Roker Pier engineer's relative visits landmark for the first time

Photograph: Craig Connor North News & Pictures. Great Great Grandaugher comes face to face with history.
Photograph: Craig Connor North News & Pictures. Great Great Grandaugher comes face to face with history.

The Australian great-great-grandaughter of the engineer who built Roker Pier visited the historic landmark for the first time on Wednesday.

Carmen Higgs came face to face with initials carved into the tunnel beneath the pier 123 years ago to mark her great-grandfather’s Mervyn’s first visit there as a child in 1891.

Engineer Henry Hay Wake had the initials of at least 3 of his children carved into the walls of the tunnel to mark their visits to the pier over a 7 year period between 1891 and 1898. It is hoped that as work progresses more names will be uncovered.

Carmen was given a guided tour of the tunnel and lighthouse and got to see the recently restored lantern house. She also met up with other members of Henry Hay Wake’s extended family who still live in the north east.

Sunderland City Council is part way through a £1.35m restoration of the much loved landmark pier to its former glory. Following completion of the lantern house last November, work to completely resurface the pier is due to start this June.

Should the City Council be successful in its bid for Heritage Lottery Funding(HLF), this will be followed by the restoration of the lighthouse and tunnel, with a view to opening them for public tours.
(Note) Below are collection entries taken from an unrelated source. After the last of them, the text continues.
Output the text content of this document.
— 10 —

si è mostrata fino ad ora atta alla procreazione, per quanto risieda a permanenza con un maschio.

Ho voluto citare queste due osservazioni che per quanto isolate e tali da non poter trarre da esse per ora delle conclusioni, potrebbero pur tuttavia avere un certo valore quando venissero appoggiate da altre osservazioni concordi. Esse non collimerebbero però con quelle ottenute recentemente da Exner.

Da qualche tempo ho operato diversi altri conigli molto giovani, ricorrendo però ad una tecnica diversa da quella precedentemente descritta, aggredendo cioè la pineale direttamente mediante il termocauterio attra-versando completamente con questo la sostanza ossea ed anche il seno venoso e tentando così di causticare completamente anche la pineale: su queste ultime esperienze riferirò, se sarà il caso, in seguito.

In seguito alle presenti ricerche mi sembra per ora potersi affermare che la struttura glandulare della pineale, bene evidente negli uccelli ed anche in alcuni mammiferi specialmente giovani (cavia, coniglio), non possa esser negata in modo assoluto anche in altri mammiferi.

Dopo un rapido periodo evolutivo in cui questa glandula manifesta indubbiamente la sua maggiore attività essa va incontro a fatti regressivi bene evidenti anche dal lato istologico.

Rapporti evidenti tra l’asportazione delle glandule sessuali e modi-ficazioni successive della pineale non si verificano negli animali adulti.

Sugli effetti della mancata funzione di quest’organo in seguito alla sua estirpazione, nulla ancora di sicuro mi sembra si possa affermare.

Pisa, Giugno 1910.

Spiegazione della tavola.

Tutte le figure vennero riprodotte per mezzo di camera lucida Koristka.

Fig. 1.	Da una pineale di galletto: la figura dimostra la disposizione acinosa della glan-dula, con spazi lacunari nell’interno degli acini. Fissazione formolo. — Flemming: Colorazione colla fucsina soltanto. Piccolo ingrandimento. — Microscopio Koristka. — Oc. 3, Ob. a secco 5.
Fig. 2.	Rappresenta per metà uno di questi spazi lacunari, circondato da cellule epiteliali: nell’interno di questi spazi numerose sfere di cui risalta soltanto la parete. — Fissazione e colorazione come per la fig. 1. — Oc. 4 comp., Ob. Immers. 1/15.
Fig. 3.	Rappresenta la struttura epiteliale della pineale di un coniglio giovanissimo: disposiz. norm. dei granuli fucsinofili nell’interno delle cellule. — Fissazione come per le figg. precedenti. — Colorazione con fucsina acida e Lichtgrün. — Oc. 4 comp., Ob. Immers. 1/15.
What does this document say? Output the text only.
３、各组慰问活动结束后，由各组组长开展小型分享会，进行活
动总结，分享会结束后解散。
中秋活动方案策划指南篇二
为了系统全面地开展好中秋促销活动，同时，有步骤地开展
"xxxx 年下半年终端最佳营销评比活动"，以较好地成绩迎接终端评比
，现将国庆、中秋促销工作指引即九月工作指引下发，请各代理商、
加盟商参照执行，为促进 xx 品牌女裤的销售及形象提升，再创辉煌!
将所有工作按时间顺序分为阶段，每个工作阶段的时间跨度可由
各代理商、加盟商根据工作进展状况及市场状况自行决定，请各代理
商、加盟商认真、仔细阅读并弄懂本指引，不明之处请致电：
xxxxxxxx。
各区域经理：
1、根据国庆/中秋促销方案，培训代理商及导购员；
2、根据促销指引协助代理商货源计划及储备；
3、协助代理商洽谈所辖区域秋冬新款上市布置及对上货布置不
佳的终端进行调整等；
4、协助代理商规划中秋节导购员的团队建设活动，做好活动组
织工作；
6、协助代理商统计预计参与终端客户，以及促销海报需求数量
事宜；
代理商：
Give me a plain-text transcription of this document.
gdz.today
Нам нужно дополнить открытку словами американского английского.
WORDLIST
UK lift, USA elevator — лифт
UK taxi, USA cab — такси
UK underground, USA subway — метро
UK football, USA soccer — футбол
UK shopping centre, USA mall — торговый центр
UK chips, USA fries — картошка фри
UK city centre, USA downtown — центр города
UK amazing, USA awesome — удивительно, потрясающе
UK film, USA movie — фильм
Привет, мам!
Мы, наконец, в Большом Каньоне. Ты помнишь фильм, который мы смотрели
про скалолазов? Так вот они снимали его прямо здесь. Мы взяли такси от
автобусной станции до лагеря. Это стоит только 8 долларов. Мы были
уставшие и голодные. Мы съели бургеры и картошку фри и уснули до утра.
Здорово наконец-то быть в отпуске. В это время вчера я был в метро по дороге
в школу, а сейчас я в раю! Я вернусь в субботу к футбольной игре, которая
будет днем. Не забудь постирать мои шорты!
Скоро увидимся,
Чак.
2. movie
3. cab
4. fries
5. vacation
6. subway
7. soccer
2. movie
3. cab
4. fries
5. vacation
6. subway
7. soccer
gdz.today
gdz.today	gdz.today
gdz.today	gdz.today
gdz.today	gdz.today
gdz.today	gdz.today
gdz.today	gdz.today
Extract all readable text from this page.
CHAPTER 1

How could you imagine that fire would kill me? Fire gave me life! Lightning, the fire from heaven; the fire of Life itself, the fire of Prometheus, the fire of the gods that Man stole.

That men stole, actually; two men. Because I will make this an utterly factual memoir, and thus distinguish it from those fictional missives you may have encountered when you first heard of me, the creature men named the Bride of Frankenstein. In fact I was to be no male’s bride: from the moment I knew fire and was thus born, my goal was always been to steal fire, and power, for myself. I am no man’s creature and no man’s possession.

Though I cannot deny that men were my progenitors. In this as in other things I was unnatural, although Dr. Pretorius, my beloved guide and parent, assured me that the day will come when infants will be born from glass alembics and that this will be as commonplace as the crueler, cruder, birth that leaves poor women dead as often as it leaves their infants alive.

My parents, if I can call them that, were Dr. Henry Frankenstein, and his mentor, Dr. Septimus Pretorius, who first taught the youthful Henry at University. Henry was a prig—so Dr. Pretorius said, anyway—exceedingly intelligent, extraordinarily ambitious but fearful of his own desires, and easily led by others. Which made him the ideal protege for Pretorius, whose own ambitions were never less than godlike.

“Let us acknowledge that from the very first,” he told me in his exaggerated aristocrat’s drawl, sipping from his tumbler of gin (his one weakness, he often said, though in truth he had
The council is currently developing a detailed bid for HLF funding after winning through to the first stage last September, and it is appealing for people to come forward with old photos, family stories or other memorabilia relating to the pier which could be used to support the bid.

Deputy Council Leader, Councillor Henry Trueman, said: “It’s fantastic to have Carmen here visiting the pier today and I’m really looking forward to hearing her share her family’s stories about the pier.

A lot of families pass down stories, photos and other memorabilia through the generations and we’re very keen to hear from anyone who can help us tell the story of the pier through its 129 year history.

“It might be that their great-great-grandad was involved in helping build the pier or was a lighthousekeeper, or they might just have happy memories of visiting the pier as a child and photos from their visits when they were younger.

“There’s also been a fair few people rescued through the pier tunnel over the years after becoming trapped on the pier so it would be good to hear their stories too.”

“We’re already part way through the £1.35m restoration programme, with work due to start on resurfacing the pier this summer. Being able to tell the story of the pier is a really important part of the bid.

“Additional funding from the Heritage Lottery Funding would help us restore the tunnel and lighthouse, open up access to the pier and develop a range of resources to make the most of its heritage.”